It’s been more than a year since I first started discussing the importance of having a website which responds quickly, and many people think that speed has become even more significant in that time. You may be thinking that it’s a usability issue, not something to do with your site’s position in Google, but you’d be mistaken. Google has been penalising slow sites for some time. It’s now important enough that you can get a report on your site’s speed in Google Webmaster Tools, and in Google Analytics if you’ve got the feature turned on.
How does Google measure the response time on your site? You might think it’s done by its little robot crawlers which index your site constantly. Wrong again. It’s actually done through “real world” measurement. You know that Google Toolbar which millions of people have got installed? Every time they visit your pages, the load time is measured, and the results sent back to Google. This means that it’s measuring load time from the real browsers of real users.
There are loads of ways to speed up your site. It’s possible that your server itself is poor, although that’s less likely nowadays. Note that the load time measured by Google will not just be the time taken to see all of the visible elements of the page, but also any add-ons you might have running behind the scenes.

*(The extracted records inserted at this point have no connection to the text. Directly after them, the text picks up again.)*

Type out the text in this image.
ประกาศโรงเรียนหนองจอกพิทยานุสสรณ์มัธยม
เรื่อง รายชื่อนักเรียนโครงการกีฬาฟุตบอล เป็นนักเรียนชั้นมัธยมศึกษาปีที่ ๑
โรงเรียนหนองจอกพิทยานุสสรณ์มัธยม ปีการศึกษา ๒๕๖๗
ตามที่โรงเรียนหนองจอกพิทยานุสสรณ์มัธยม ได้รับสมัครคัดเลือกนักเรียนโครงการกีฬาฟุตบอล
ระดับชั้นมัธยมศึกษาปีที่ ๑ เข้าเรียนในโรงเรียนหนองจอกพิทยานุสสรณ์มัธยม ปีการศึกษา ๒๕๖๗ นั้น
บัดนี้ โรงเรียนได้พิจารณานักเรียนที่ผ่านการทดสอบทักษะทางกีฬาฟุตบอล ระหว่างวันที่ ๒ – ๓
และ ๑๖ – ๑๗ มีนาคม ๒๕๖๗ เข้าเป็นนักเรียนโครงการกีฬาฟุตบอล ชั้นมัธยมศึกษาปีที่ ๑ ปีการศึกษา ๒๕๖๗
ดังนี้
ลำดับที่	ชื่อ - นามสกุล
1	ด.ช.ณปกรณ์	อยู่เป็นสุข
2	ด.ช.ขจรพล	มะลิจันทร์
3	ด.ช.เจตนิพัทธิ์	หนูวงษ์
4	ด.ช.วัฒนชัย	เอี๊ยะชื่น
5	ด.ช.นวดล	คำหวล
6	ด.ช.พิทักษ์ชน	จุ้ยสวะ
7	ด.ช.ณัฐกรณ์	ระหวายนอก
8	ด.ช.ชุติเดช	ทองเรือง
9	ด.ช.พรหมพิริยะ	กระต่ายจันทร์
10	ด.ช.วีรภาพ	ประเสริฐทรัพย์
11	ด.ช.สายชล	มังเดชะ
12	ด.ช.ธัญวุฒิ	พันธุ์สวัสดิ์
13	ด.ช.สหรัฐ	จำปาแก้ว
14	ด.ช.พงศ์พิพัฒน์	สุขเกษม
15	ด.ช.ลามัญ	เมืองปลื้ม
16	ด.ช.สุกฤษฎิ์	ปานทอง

So it might be time to ask yourself if you really need that counter saying how many people have visited the page, or how many people are apparently on the site at the moment. All externally-served resources are going to slow down your page. Take a look at the source code behind your page. If it goes on for screen after screen, even when the page has only a few words and pictures, then it might be time to get a new, more efficient content management system.
Time used to be the size of our image files were the big culprit, which were easy to fix. These days its the templates and source code and CMS that we don’t really understand. I had my web developer do a speed-up of our site, and I think he even learned a lot.